Yankee Group expects the Internet calling market, which is dominated mainly by big cable TV companies, to triple by 2011 to $27 billion. Most revenue, especially for smaller firms, will come not from selling voice minutes but from advertising and added services.
"As more and more of these companies drive voice prices to zero, with companies like Skype and Ooma leading the charge, there's less room for the major phone carriers to charge more for the same minutes," Monaghan said.
That's just fine with Stuart West of Menlo Park, Calif., who has been testing Ooma for six months. After an unexpected $250 mobile phone bill one month, he and his technology-averse wife began using their Ooma service for most calls.
"We had a baby a few months ago and spent a lot of time on the phone telling aunts and uncles and friends around the country all about our daughter," West said.
"Ooma worked flawlessly. The voice quality was great, and nobody knew we were using anything other than a regular phone line."
The Wests kept their land line, paying only for local service, mainly for its reliable 911 emergency calling, although Ooma also offers an enhanced 911 service similar to other VOIP providers. Their phone bill dropped by as much as $30 a month.
"It's nice to save a little bit of money," West said.
Andrew Frame, Ooma's founder and chief executive, said his company was trying to make the process simple and easy to understand, much as Skype did for those making their first Internet calls from computer headsets four years ago.
"There's a complexity barrier preventing people from going to VOIP," Frame said.
Analysts agree that even uncomplicated tasks, such as downloading Skype software or connecting ethernet cables and power cords required to use the service offered by Vonage, can be intimidating to many people.

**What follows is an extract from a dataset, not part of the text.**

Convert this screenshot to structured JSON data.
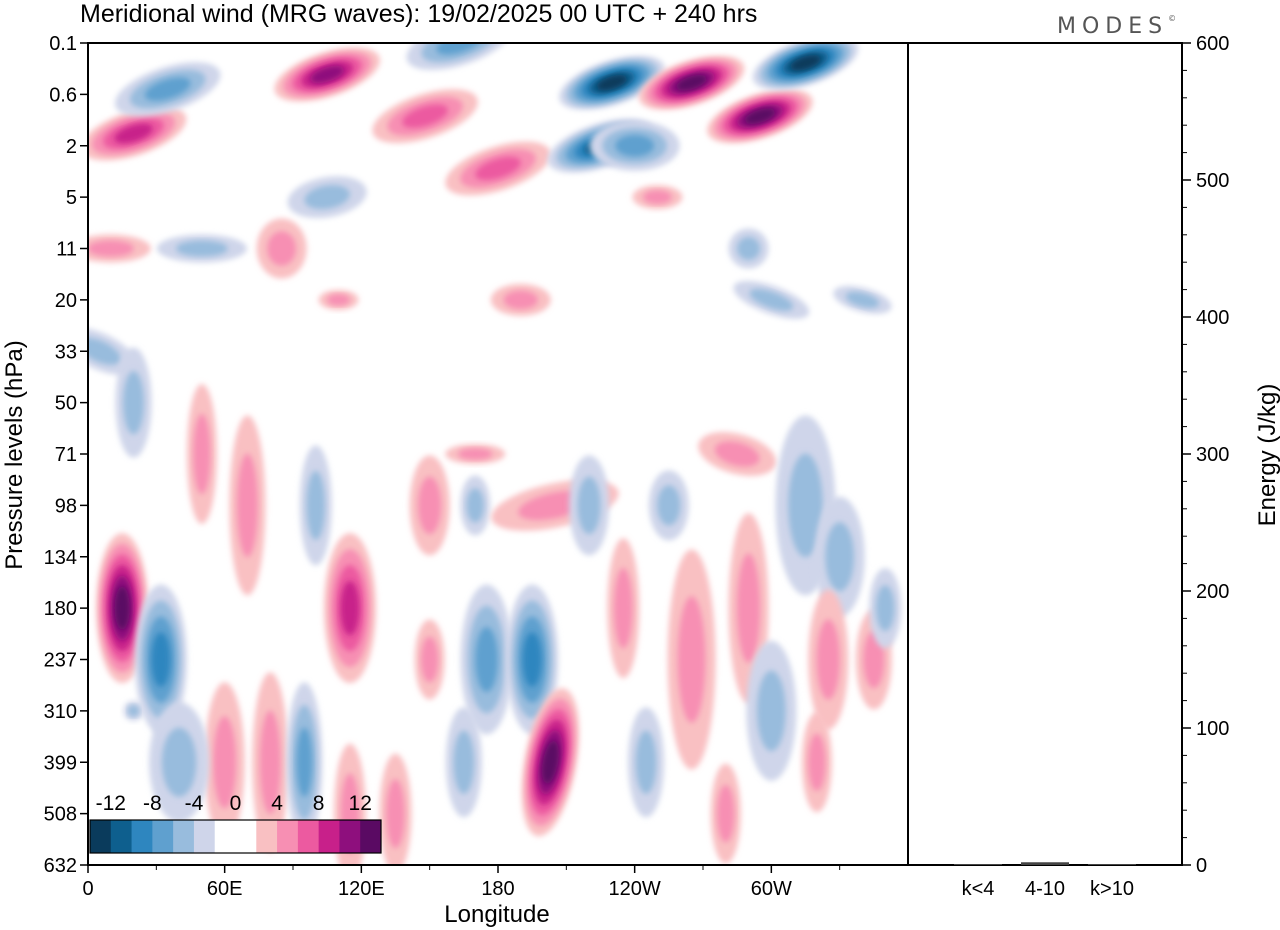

Ooma may change that. All software is included in the hardware and it updates itself automatically.
"They've done a good job with packaging and instructions," analyst Monaghan said.
The company also provides plenty of bells and whistles in its effort to best the features that a regular land line offers.
It has voice mail that can deliver messages to an e-mail account, a "do not disturb" feature that routes all calls to voice mail, and an instant second line that allows someone else in the home to pick up an extension phone to receive or make a call. (A device to hook that extension into the Ooma system costs $40.)
But the price for the main hub is a major drawback, analysts say, and the company is expected to raise it to $599 next year.
"For a product that's supposed to save people money, it's expensive," said Stephan Beckert, research director at TeleGeography Inc., a research and consulting firm.
Ooma has some unique advantages, analyst Elroy Jopling at Gartner Inc. says, but the price will have to come down.
"It may seem like you can recoup that in six months or a year," he said. "But will the consumer pay for it?"